Another measure of the clinical relevance of TOO identification is the ability to evaluate response to therapy in those tumors that were treated with tissue-specific approaches. In this regard, Varadhachary and co-workers reported that patients with a molecular signature of colon carcinoma showed better response to colorectal-specific therapies than to empiric CUP therapy [33
]. Unfortunately, the size of our study and the unavailability of full outcome and treatment information for all 21 patients make it impossible for us to quantify how the expression results might have translated into changed therapy or improved outcomes. However, review of the treatment data available for about half of the cases indicated that most patients got the type of supportive care with or without empiric chemotherapy that is typical in CUP [4
]. Of the 11 Mayo patients, for example, four received at least 4 cycles of chemotherapy and one received radiation therapy (4 radiation sequences, 800 cGy). Many of these patients likely would have received a more tissue-specific therapy if a trusted expression test result had been available at presentation. In Case 11, for example, one of the options for more ovarian-focused chemotherapy might have been given instead of paclitaxel/carboplatin if the TOO Test result of ovarian cancer had been available. In Case 6, doxorubicin and paclitaxel might have been given rather than only supportive care if the TOO Test result supporting a breast origin had been known. Similarly, in Cases 4 and 8, patients might have received bevacizumab instead of a broad-based chemotherapy (paclitaxel/carboplatin with or without gemcitabine) if the TOO Test result indicating colorectal cancer had been available at the time of diagnosis.
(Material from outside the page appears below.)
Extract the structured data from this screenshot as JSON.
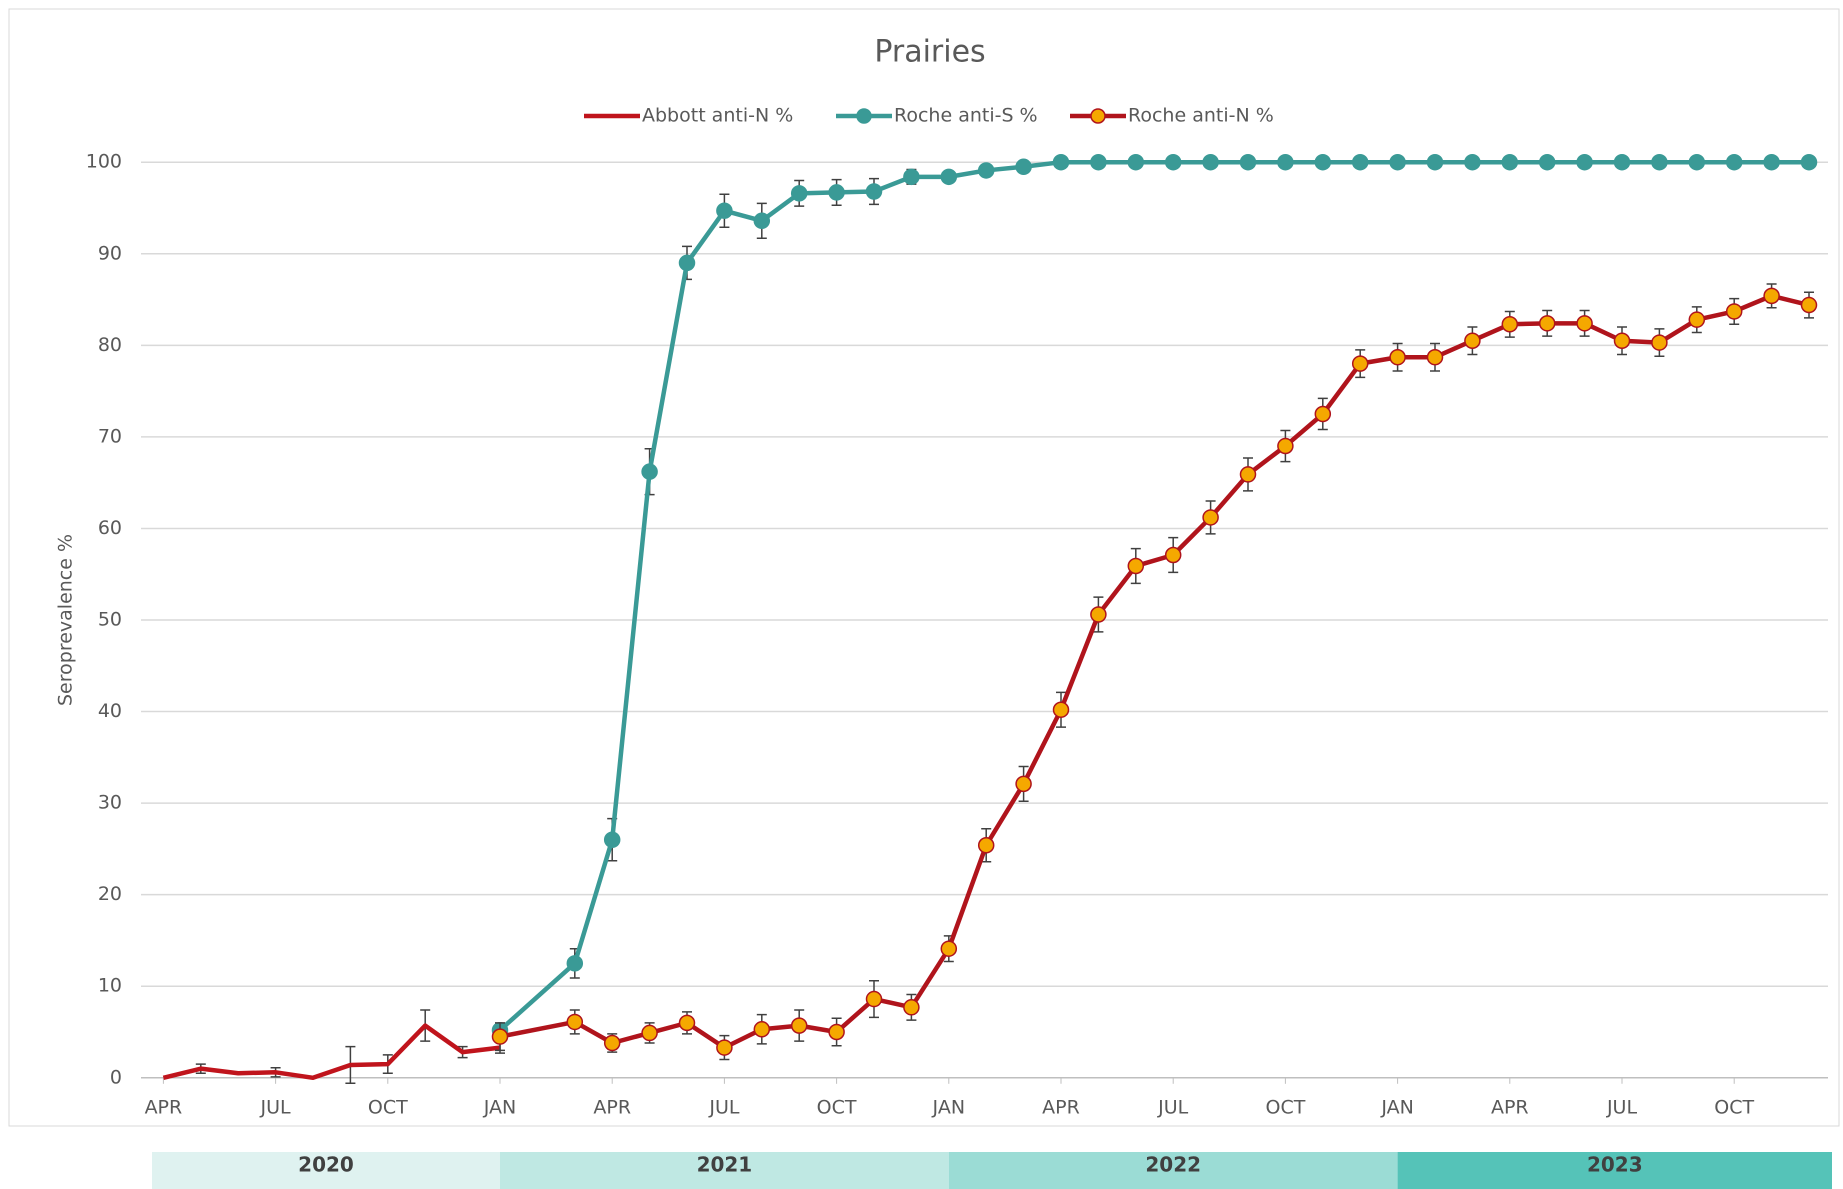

Recently, based on retrospective and prospective analyses [12
], some researchers have already advocated using expression profiles to guide targeted therapy in patients with colorectal cancer profiles. Such changes in CUP therapy directed by molecular profiling might reasonably be expected to equate to improvement in outcomes, but this important hypothesis needs to be tested in prospective studies. Only carefully designed studies will reveal whether tumors originally deemed CUPs respond to specific treatment in the same manner as more well-differentiated tumors of the same tissue type. It may be, for example, that hard-to-identify CUP-like tumors actually possess distinct genetic/phenotypic aberrations (while maintaining tissue-specific expression traits) that limit their susceptibility to therapies tested only in non-CUP tumors [41
]. In this context, because of the TOO Test's high accuracy in poorly differentiated tumor types and also because of the high number of genes assayed, this test may be particularly well suited not only to classifying tissue origin in CUP but, in the future, to providing information about the tumor's susceptibility to specific therapies.